Something’s in there, and it’s gotta get out.
She tells me that being a teenager is hard because imaginative play with dolls and toys does, unfortunately, begins to lose its appeal. “I need a new way to export all that imagination that’s still in there but can’t express itself the same way.”
All the imagination still in there? We need to built a port of export!
We think about this for a good long time. We talk about designing something; we talk about visual arts; we talk about novel writing; we talk about handcrafts; we talk about photography; we talk about baking.
It’s so exciting to think about all the ways one might export imagination. We ended up exploring the art of thread crocheting to make very delicate and beautiful things. I imagine so many snowflakes and little creatures born from that tiny crochet hook.

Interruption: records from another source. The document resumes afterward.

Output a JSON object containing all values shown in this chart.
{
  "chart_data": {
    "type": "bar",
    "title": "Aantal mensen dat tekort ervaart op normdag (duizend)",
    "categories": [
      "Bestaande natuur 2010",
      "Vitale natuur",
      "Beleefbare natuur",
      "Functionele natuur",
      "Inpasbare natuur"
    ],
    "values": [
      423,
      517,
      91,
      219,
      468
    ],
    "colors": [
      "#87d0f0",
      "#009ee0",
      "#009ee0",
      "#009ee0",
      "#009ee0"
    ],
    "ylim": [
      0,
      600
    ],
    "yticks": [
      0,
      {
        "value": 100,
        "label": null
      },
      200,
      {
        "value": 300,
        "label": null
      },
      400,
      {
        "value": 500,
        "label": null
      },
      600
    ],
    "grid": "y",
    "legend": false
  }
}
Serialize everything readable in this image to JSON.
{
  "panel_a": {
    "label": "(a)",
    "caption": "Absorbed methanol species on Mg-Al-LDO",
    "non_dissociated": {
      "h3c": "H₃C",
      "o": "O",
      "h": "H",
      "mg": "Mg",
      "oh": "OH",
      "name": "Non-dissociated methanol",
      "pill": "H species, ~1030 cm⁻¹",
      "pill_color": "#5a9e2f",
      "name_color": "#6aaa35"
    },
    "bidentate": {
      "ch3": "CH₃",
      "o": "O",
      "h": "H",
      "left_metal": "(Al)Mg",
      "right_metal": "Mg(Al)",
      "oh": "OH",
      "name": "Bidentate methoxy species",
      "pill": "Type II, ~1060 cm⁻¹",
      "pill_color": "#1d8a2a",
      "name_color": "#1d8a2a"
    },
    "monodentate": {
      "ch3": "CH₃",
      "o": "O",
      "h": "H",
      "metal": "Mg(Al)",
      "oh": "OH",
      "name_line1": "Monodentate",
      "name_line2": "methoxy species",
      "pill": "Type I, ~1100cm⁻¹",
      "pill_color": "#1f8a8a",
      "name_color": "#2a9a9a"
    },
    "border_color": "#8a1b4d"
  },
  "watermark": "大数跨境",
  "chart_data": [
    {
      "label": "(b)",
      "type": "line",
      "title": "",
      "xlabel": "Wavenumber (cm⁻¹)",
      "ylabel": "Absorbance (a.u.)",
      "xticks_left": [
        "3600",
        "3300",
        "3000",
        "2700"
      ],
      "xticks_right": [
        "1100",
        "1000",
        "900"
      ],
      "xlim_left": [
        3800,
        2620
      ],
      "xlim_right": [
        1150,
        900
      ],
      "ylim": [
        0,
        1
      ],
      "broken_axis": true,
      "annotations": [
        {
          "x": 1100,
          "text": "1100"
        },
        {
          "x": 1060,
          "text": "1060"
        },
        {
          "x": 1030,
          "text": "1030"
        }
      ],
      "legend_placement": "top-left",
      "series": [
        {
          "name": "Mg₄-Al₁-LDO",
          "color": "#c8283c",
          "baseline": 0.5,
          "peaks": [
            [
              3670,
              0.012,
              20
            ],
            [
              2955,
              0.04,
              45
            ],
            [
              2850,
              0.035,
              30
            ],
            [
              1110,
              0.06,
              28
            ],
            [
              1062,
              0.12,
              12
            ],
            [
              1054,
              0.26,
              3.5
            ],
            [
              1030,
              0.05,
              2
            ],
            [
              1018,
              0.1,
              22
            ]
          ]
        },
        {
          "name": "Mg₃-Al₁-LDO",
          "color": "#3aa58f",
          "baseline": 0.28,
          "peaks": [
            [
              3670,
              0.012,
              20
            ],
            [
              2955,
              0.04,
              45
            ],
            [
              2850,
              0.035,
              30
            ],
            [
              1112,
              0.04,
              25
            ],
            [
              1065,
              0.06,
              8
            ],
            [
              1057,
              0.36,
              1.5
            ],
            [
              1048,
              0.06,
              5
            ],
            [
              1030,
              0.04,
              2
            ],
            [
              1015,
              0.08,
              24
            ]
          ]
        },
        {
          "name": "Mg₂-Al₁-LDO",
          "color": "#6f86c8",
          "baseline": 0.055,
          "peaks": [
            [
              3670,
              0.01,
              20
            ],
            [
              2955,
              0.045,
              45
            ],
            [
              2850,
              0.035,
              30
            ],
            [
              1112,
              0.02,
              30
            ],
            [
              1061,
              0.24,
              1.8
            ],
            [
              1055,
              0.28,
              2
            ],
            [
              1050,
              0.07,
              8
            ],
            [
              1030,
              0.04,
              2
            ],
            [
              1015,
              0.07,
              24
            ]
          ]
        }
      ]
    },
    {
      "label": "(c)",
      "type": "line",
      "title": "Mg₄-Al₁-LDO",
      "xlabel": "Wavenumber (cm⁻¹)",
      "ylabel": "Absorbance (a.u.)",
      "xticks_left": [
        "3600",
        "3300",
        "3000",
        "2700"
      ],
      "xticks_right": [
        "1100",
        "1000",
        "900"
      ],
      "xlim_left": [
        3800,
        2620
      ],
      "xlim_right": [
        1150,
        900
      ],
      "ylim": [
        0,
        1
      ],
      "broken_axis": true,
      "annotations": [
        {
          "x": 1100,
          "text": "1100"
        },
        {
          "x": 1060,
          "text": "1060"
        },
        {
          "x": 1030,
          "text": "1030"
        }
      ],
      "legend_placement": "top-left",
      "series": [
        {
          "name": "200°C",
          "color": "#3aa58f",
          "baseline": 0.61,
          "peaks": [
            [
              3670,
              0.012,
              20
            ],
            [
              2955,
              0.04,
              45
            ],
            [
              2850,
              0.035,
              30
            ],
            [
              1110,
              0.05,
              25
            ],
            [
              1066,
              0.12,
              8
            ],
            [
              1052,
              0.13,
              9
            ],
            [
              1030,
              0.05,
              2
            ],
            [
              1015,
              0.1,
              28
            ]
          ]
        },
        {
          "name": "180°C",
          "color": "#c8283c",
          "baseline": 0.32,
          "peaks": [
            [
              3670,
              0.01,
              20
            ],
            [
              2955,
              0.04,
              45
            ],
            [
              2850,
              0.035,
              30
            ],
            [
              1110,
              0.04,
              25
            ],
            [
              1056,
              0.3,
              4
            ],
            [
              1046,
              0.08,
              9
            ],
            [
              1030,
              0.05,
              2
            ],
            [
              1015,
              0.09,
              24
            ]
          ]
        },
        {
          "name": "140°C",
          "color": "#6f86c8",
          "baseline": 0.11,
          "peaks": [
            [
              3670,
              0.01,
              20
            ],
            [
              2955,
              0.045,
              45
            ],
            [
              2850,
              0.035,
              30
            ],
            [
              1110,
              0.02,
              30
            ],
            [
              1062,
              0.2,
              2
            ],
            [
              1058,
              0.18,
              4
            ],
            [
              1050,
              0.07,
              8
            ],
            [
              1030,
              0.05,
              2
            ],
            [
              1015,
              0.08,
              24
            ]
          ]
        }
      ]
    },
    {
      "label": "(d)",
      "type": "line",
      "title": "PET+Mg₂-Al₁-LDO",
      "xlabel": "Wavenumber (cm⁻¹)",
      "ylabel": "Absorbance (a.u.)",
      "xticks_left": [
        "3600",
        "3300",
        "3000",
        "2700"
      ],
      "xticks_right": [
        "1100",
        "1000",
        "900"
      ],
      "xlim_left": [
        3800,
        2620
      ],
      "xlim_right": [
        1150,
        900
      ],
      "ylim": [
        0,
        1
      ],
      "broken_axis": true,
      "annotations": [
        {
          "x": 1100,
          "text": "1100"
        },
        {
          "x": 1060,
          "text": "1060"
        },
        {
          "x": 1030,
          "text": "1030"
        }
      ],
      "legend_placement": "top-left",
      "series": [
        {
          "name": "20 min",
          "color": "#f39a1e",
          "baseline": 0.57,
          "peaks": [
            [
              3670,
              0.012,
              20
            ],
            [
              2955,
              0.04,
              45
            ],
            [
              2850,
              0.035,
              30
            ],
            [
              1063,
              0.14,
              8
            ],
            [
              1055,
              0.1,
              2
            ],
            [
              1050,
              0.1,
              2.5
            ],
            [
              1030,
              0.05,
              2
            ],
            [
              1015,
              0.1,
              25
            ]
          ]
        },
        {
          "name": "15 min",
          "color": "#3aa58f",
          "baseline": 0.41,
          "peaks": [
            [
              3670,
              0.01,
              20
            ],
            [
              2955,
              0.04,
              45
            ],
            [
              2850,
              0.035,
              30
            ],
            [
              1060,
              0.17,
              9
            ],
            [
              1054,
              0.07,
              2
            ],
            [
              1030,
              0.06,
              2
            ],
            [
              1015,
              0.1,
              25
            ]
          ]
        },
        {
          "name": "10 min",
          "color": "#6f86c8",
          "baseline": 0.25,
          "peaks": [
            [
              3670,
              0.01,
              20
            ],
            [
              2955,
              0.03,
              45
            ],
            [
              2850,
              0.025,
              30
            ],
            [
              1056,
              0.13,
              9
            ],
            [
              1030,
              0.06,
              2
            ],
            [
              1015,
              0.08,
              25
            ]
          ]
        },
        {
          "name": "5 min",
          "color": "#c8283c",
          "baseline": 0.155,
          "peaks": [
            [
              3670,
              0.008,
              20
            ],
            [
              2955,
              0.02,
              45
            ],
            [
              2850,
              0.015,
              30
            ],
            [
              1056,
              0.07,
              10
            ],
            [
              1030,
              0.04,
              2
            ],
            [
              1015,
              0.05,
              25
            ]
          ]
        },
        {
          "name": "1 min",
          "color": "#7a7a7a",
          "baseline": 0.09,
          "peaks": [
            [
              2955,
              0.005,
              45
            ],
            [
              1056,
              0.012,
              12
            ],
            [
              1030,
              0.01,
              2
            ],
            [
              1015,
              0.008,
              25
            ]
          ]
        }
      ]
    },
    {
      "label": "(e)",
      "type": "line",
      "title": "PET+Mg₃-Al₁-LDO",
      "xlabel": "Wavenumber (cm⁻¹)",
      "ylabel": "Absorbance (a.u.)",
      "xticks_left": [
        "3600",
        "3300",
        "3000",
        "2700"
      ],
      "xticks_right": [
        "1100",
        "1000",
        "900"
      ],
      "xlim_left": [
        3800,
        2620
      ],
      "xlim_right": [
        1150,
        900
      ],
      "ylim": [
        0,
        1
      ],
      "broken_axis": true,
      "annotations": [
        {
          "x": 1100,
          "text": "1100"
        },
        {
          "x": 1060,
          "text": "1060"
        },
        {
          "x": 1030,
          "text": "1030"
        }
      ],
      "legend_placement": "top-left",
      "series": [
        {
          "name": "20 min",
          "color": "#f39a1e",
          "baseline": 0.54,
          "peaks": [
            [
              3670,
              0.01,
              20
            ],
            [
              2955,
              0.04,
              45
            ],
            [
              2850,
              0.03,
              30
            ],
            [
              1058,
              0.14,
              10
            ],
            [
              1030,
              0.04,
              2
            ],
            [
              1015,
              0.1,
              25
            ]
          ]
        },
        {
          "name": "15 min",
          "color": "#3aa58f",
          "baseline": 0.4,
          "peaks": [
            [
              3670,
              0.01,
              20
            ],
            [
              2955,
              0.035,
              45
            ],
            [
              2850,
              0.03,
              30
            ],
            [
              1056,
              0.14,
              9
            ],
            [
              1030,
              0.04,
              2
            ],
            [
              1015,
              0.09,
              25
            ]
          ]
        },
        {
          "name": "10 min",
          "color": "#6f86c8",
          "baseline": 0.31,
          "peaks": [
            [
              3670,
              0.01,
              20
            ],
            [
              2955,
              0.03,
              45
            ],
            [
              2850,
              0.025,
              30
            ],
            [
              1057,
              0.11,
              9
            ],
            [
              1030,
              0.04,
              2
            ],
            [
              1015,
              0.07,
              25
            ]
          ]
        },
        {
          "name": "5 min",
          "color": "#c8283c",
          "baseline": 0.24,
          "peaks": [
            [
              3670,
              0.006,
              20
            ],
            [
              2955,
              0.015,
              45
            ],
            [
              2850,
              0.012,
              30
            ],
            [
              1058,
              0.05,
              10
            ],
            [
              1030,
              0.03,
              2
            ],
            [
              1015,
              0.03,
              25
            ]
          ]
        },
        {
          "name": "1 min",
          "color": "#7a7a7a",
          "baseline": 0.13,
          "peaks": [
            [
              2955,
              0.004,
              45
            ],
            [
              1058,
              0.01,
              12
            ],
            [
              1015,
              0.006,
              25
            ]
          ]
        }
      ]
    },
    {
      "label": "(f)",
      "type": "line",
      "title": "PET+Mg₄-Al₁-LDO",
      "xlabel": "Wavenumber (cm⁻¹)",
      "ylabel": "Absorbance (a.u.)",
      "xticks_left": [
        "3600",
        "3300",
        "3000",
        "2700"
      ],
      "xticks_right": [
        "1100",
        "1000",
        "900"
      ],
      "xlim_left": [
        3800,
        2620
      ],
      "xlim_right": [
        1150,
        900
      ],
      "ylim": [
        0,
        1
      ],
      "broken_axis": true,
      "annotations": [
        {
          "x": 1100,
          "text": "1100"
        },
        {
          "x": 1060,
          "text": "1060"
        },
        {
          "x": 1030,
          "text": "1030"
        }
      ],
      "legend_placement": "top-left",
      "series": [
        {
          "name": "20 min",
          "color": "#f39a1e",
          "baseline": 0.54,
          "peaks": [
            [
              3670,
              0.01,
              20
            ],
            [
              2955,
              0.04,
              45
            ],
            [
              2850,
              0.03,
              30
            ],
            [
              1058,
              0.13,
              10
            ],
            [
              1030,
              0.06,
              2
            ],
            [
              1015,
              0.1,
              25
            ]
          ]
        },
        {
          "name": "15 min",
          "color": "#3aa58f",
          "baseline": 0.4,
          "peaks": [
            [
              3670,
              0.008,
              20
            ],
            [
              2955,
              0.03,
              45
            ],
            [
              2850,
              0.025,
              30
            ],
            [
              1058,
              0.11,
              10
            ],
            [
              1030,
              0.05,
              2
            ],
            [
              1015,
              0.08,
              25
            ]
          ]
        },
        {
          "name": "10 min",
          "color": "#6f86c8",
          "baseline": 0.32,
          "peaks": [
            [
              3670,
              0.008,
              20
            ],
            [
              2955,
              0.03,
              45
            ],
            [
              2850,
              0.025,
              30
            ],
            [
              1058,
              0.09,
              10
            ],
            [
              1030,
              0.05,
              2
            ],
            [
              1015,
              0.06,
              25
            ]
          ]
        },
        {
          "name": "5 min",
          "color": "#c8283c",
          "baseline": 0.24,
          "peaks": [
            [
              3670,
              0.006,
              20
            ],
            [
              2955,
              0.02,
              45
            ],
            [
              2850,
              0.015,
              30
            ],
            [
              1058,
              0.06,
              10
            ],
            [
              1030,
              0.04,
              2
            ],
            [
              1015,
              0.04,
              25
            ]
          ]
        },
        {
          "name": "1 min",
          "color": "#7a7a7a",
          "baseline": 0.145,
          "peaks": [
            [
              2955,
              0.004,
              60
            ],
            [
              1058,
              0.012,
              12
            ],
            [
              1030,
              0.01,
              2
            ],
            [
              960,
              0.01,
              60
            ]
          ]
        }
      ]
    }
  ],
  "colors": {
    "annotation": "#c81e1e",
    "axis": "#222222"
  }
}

The crochet hook: a port of export.
Afterwards, I remember that I, too, have an imaginative self inside that needs a port of export. I think about baking and writing. I think about home design and fashion. I think about new lesson plans, new family albums, and new poems to write.
Maybe I’ll pick up the guitar again.
Maybe I’ll take a dance class.
So many ports of exports, so little time. And finally, I remember to listen to the heart cry of teenagers around me who sense it all so much more deeply, so much more intensely. If she says something needs to get out, then she’s absolutely right.